Today, I ran a qPCR assay with the cDNA from the desiccation + elevated temperature samples. I examined heat shock protein (HSP90) and elongation factor (EF1, normalization gene) and ran 2 duplicates for each primer. I created a mastermix with 20 µL of forward primer, 20 µL of reverse primer, 400 µL of 2x qPCR master mix, and 320 µL of DEPC-treated water. 19 µL of the mastermix was put into each well and a subsequent 1 µL of cDNA was put in for each sample (water for the negative controls and gDNA for the positive controls).

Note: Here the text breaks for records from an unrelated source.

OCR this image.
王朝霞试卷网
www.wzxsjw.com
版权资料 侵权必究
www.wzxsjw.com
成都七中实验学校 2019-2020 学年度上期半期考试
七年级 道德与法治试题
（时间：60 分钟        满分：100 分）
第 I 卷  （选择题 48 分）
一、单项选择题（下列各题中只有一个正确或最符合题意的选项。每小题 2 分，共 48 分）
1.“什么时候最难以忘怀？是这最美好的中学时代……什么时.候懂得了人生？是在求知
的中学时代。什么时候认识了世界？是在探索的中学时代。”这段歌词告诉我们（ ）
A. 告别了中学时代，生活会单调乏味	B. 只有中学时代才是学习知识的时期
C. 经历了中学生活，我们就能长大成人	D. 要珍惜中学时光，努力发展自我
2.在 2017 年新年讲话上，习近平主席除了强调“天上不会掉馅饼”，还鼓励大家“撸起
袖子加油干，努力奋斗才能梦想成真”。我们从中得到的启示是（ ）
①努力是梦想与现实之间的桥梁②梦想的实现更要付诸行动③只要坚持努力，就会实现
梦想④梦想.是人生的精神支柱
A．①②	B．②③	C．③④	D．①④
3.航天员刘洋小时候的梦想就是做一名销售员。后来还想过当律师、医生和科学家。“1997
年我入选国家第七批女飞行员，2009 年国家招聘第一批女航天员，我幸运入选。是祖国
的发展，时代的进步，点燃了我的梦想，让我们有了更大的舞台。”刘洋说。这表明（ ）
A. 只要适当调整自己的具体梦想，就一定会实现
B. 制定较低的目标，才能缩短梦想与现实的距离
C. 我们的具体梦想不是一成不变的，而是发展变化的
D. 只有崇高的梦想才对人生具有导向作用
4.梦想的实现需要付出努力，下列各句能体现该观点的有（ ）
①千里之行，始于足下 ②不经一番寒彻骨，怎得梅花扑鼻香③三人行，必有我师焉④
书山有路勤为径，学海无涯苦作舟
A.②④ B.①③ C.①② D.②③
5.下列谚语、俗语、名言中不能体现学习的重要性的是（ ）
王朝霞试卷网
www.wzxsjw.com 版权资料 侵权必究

Sam confirmed that the elongation factor primer works, so we should hopefully see amplification for the EF1 primer. I’ll be in next week to check up on the data/run some more RNA extractions.

Plate map
The wells are organized by rows and are in the order of: D01, D02, D09, D10, D11, D12, D19, D20, T01, T02, T09, T10, T11, T12, T19, T20 (samples cover 2 rows).

A1-A12 and B1-B4 are the EF1 replicate 1 samples.
C1-C12 and D1-D4 are the EF1 replicate 2 samples.
E1-E12 and F1-F4 are the HSP90 replicate 1 samples.
G1-G12 and H1-H4 are the HSP90 replicate 2 samples.
H5 is the no template control for EF1. H6 is the control with gDNA for EF1. and H7 is the replicate no template control for EF1. H8 is the replicate control with gDNA for EF1.
H9 is the no template control for HSP90. H10 is the control with gDNA for HSP90. H11 is the replicate no template control for HSP90. H12 is the replicate control with gDNA for HSP90.